El impacto de la crisis del COVID-19 en el mercado de trabajo de Canarias es contundente. El 43% de los trabajadores canarios ha visto como ha cambiado su situación laboral a consecuencia de la pandemia.

El 34% de ellos forman parte de un expediente de regulación temporal de empleo (ERTE), según la encuesta de la empresa Servicios Avanzados de Opinión (SAO).
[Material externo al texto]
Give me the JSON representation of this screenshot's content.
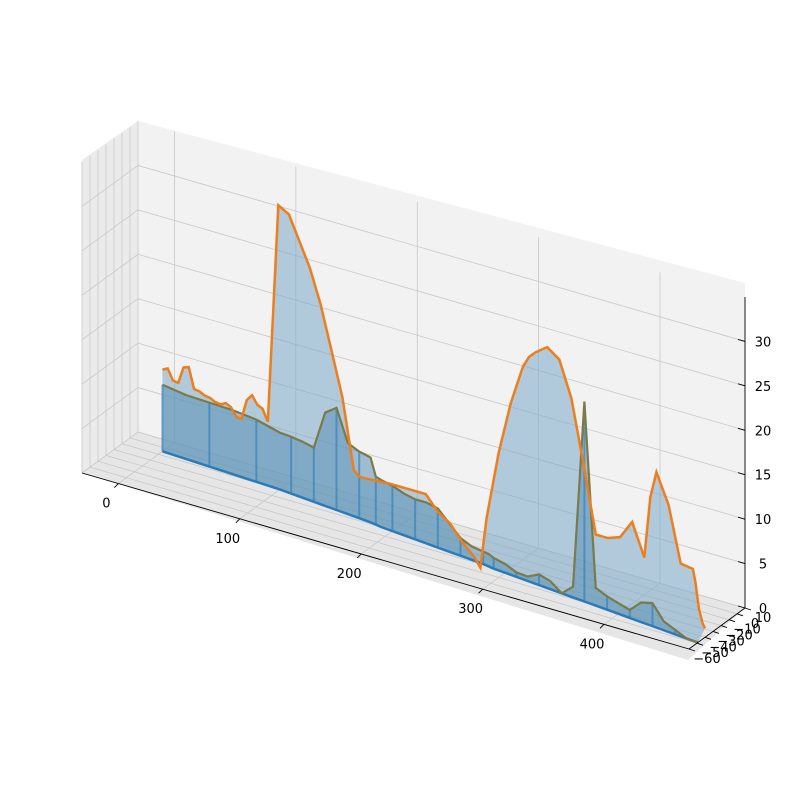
{
  "chart_data": {
    "type": "3d-line-fill",
    "title": "",
    "xlabel": "",
    "ylabel": "",
    "zlabel": "",
    "grid": true,
    "xlim": [
      -30,
      470
    ],
    "ylim": [
      -60,
      10
    ],
    "zlim": [
      0,
      35
    ],
    "x_ticks": [
      "0",
      "100",
      "200",
      "300",
      "400"
    ],
    "y_ticks": [
      "−60",
      "−50",
      "−40",
      "−30",
      "−20",
      "−10",
      "0",
      "10"
    ],
    "z_ticks": [
      "0",
      "5",
      "10",
      "15",
      "20",
      "25",
      "30"
    ],
    "colors": {
      "bottom_line": "#2b7bba",
      "top_line": "#ee7d1c",
      "fill": "#7aa9c9",
      "wall": "#f0f0f0",
      "grid": "#c8c8c8"
    },
    "series": [
      {
        "role": "top",
        "x": [
          0,
          5,
          10,
          15,
          20,
          25,
          30,
          35,
          40,
          45,
          50,
          55,
          60,
          65,
          70,
          75,
          80,
          85,
          90,
          95,
          100,
          110,
          120,
          130,
          140,
          150,
          160,
          170,
          180,
          185,
          190,
          200,
          210,
          220,
          230,
          240,
          250,
          260,
          270,
          280,
          285,
          290,
          300,
          310,
          320,
          325,
          330,
          340,
          350,
          360,
          370,
          380,
          390,
          400,
          410,
          420,
          425,
          430,
          440,
          450,
          460,
          462,
          465,
          468,
          470
        ],
        "z": [
          9.2,
          9.6,
          8.5,
          8.5,
          10.5,
          10.8,
          8.6,
          8.6,
          8.4,
          8.4,
          8.2,
          8.2,
          8.6,
          8.4,
          7.6,
          7.6,
          10.0,
          10.8,
          10.0,
          9.8,
          8.6,
          33.5,
          33.0,
          30.5,
          28.0,
          24.5,
          20.0,
          15.0,
          7.3,
          6.8,
          6.8,
          6.9,
          7.0,
          7.0,
          7.0,
          7.0,
          5.4,
          4.5,
          2.8,
          1.5,
          0.5,
          6.2,
          14.0,
          20.0,
          24.5,
          25.8,
          26.5,
          27.5,
          26.5,
          22.5,
          15.5,
          8.0,
          8.0,
          8.5,
          10.6,
          7.0,
          14.0,
          17.0,
          13.7,
          7.5,
          7.3,
          6.0,
          3.0,
          1.5,
          1.0
        ],
        "y": [
          -5,
          -6,
          -7,
          -8,
          -9,
          -10,
          -11,
          -12,
          -13,
          -14,
          -15,
          -16,
          -17,
          -18,
          -19,
          -20,
          -21,
          -22,
          -23,
          -24,
          -25,
          -27,
          -29,
          -31,
          -33,
          -35,
          -37,
          -38,
          -39,
          -40,
          -40,
          -40,
          -40,
          -40,
          -40,
          -40,
          -40,
          -40,
          -40,
          -40,
          -40,
          -40,
          -40,
          -40,
          -40,
          -40,
          -40,
          -40,
          -40,
          -40,
          -40,
          -40,
          -40,
          -40,
          -40,
          -40,
          -40,
          -40,
          -40,
          -40,
          -40,
          -40,
          -40,
          -40,
          -40
        ]
      },
      {
        "role": "middle",
        "x": [
          0,
          20,
          40,
          60,
          80,
          100,
          110,
          120,
          130,
          140,
          150,
          160,
          170,
          180,
          185,
          190,
          200,
          210,
          220,
          230,
          240,
          250,
          260,
          270,
          280,
          285,
          290,
          300,
          310,
          320,
          330,
          340,
          350,
          360,
          370,
          380,
          390,
          400,
          410,
          420,
          430,
          440,
          450,
          460,
          470
        ],
        "z": [
          7.5,
          7.2,
          7.2,
          7.2,
          7.0,
          6.4,
          6.4,
          6.3,
          6.1,
          10.5,
          11.5,
          8.0,
          7.5,
          7.3,
          5.4,
          5.3,
          5.1,
          4.7,
          4.5,
          4.6,
          4.4,
          3.2,
          2.0,
          1.5,
          1.4,
          1.4,
          1.2,
          1.0,
          0.5,
          0.5,
          1.2,
          0.9,
          0.0,
          1.2,
          22.5,
          2.0,
          1.5,
          1.2,
          0.9,
          2.2,
          2.6,
          1.0,
          0.5,
          0.0,
          0.0
        ],
        "y": [
          -5,
          -6,
          -7,
          -8,
          -9,
          -10,
          -11,
          -12,
          -13,
          -14,
          -15,
          -16,
          -17,
          -18,
          -19,
          -20,
          -21,
          -22,
          -23,
          -24,
          -25,
          -26,
          -27,
          -28,
          -29,
          -30,
          -31,
          -32,
          -33,
          -34,
          -35,
          -36,
          -37,
          -38,
          -39,
          -40,
          -41,
          -42,
          -43,
          -44,
          -45,
          -46,
          -47,
          -48,
          -49
        ]
      }
    ]
  }
}
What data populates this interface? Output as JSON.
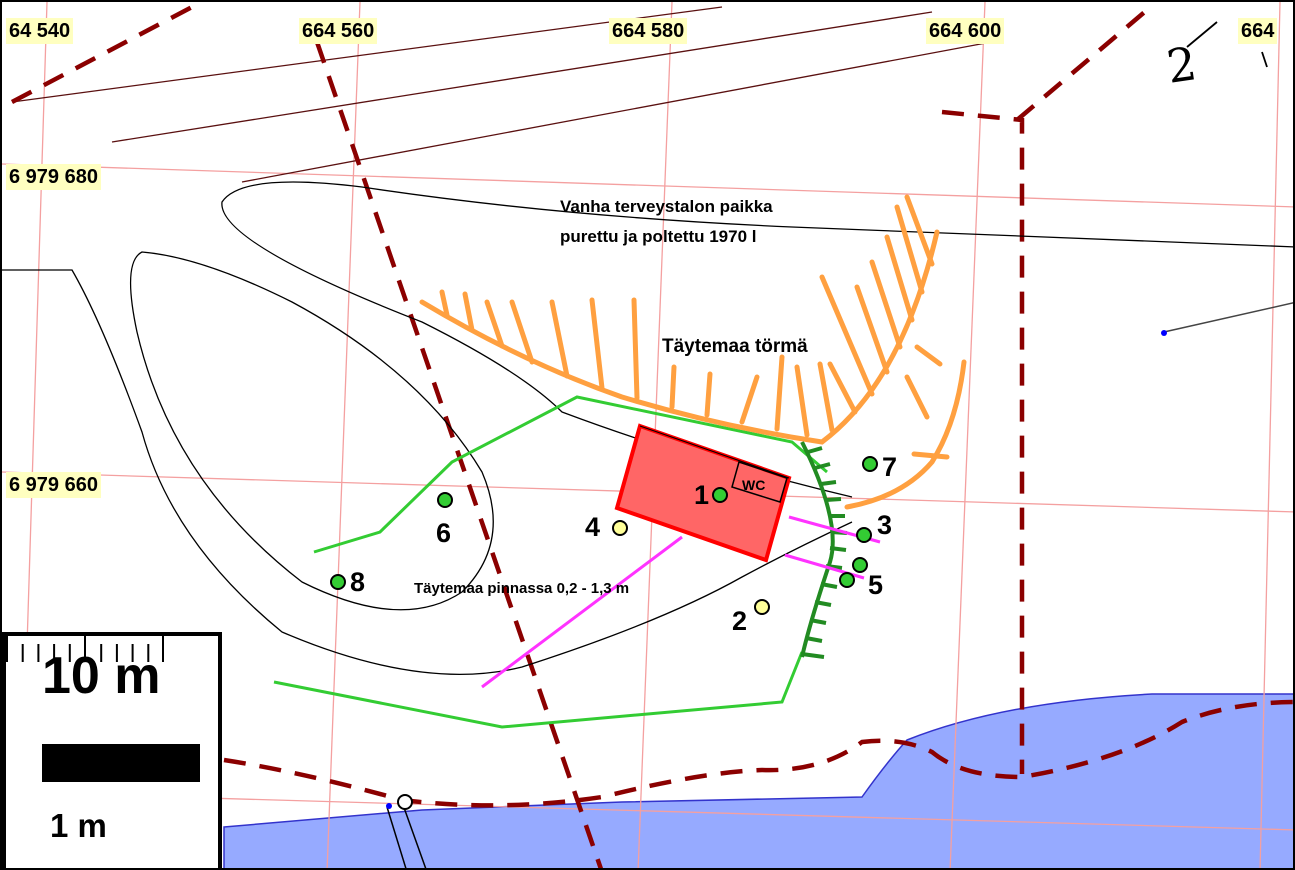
{
  "map": {
    "grid_labels_x": [
      "64 540",
      "664 560",
      "664 580",
      "664 600",
      "664"
    ],
    "grid_labels_y": [
      "6 979 680",
      "6 979 660"
    ],
    "annotations": {
      "old_site_line1": "Vanha terveystalon paikka",
      "old_site_line2": "purettu ja poltettu 1970 l",
      "fill_slope": "Täytemaa törmä",
      "fill_surface": "Täytemaa pinnassa 0,2 - 1,3 m",
      "wc": "WC",
      "handwritten": "2"
    },
    "points": [
      {
        "label": "1",
        "color": "#33cc33"
      },
      {
        "label": "2",
        "color": "#ffff99"
      },
      {
        "label": "3",
        "color": "#33cc33"
      },
      {
        "label": "4",
        "color": "#ffff99"
      },
      {
        "label": "5",
        "color": "#33cc33"
      },
      {
        "label": "6",
        "color": "#33cc33"
      },
      {
        "label": "7",
        "color": "#33cc33"
      },
      {
        "label": "8",
        "color": "#33cc33"
      }
    ],
    "scale": {
      "big_label": "10 m",
      "small_label": "1 m"
    },
    "colors": {
      "grid": "#f4a0a0",
      "boundary": "#8b0000",
      "water": "#96aaff",
      "building": "#ff6666",
      "slope": "#ffa040",
      "green_line": "#33cc33",
      "pipe": "#ff33ff"
    }
  }
}
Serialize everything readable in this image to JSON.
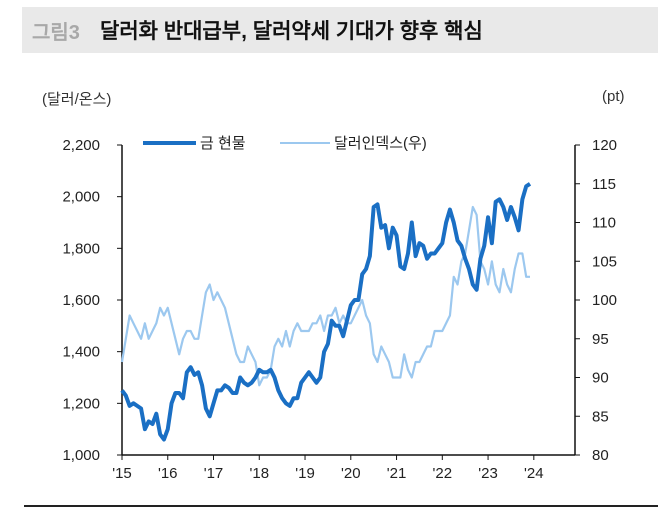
{
  "header": {
    "figure_label": "그림3",
    "title": "달러화 반대급부, 달러약세 기대가 향후 핵심"
  },
  "chart_data": {
    "type": "line",
    "title": "달러화 반대급부, 달러약세 기대가 향후 핵심",
    "ylabel": "(달러/온스)",
    "y2label": "(pt)",
    "ylim": [
      1000,
      2200
    ],
    "y2lim": [
      80,
      120
    ],
    "xlim": [
      2015,
      2024.9
    ],
    "yticks": [
      "1,000",
      "1,200",
      "1,400",
      "1,600",
      "1,800",
      "2,000",
      "2,200"
    ],
    "y2ticks": [
      "80",
      "85",
      "90",
      "95",
      "100",
      "105",
      "110",
      "115",
      "120"
    ],
    "xticks": [
      "'15",
      "'16",
      "'17",
      "'18",
      "'19",
      "'20",
      "'21",
      "'22",
      "'23",
      "'24"
    ],
    "legend_placement": "top-left",
    "grid": false,
    "x_resolution": "monthly, Jan 2015 - Dec 2023",
    "series": [
      {
        "name": "금 현물",
        "axis": "left",
        "color": "#1a6fc4",
        "values": [
          1250,
          1230,
          1190,
          1200,
          1190,
          1180,
          1100,
          1130,
          1120,
          1160,
          1080,
          1060,
          1100,
          1200,
          1240,
          1240,
          1220,
          1320,
          1340,
          1310,
          1320,
          1270,
          1180,
          1150,
          1200,
          1250,
          1250,
          1270,
          1260,
          1240,
          1240,
          1300,
          1280,
          1270,
          1280,
          1300,
          1330,
          1320,
          1320,
          1330,
          1300,
          1250,
          1220,
          1200,
          1190,
          1220,
          1220,
          1280,
          1300,
          1320,
          1300,
          1280,
          1300,
          1400,
          1430,
          1520,
          1500,
          1500,
          1460,
          1520,
          1580,
          1600,
          1600,
          1700,
          1720,
          1770,
          1960,
          1970,
          1880,
          1890,
          1800,
          1880,
          1850,
          1730,
          1720,
          1780,
          1900,
          1770,
          1820,
          1810,
          1760,
          1780,
          1780,
          1800,
          1820,
          1900,
          1950,
          1900,
          1830,
          1810,
          1760,
          1720,
          1660,
          1640,
          1760,
          1810,
          1920,
          1820,
          1980,
          1990,
          1960,
          1910,
          1960,
          1920,
          1870,
          1990,
          2040,
          2050
        ]
      },
      {
        "name": "달러인덱스(우)",
        "axis": "right",
        "color": "#9cc8ef",
        "values": [
          92,
          95,
          98,
          97,
          96,
          95,
          97,
          95,
          96,
          97,
          99,
          98,
          99,
          97,
          95,
          93,
          95,
          96,
          96,
          95,
          95,
          98,
          101,
          102,
          100,
          101,
          100,
          99,
          97,
          95,
          93,
          92,
          92,
          94,
          93,
          92,
          89,
          90,
          90,
          91,
          94,
          95,
          94,
          96,
          94,
          96,
          97,
          96,
          96,
          96,
          97,
          97,
          98,
          96,
          98,
          98,
          99,
          97,
          98,
          97,
          97,
          98,
          99,
          100,
          98,
          97,
          93,
          92,
          94,
          93,
          92,
          90,
          90,
          90,
          93,
          91,
          90,
          92,
          92,
          93,
          94,
          94,
          96,
          96,
          96,
          97,
          98,
          103,
          102,
          105,
          106,
          109,
          112,
          111,
          105,
          104,
          102,
          105,
          102,
          101,
          104,
          102,
          101,
          104,
          106,
          106,
          103,
          103
        ]
      }
    ]
  }
}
Un 6% no han renovado sus contratos, mientras que un 1% ha sido despedido y un 2% ha tenido que coger vacaciones.

La hostelería es el sector más afectado por los ajustes en el empleo, con un 86% de sus trabajadores afectados por ERTE. La cifra sube al 96% contando los despidos (7%) y renovaciones de contratos no efectuadas (3%). Solo un 2% de los ocupados encuestados de este sector no ha sufrido cambios.

La construcción está en segundo lugar, con el 62% de sus trabajadores despedidos de forma temporal. En el comercio y la industria, la afectación es del 38% y 35%.

El ajuste de empleo temporal en el sector primario es del 43%.

Canarias lidera la destrucción de empleo desde el inicio del confinamiento, perdiendo más de 51.000 puestos de trabajo, un aumento del paro del 9,53%.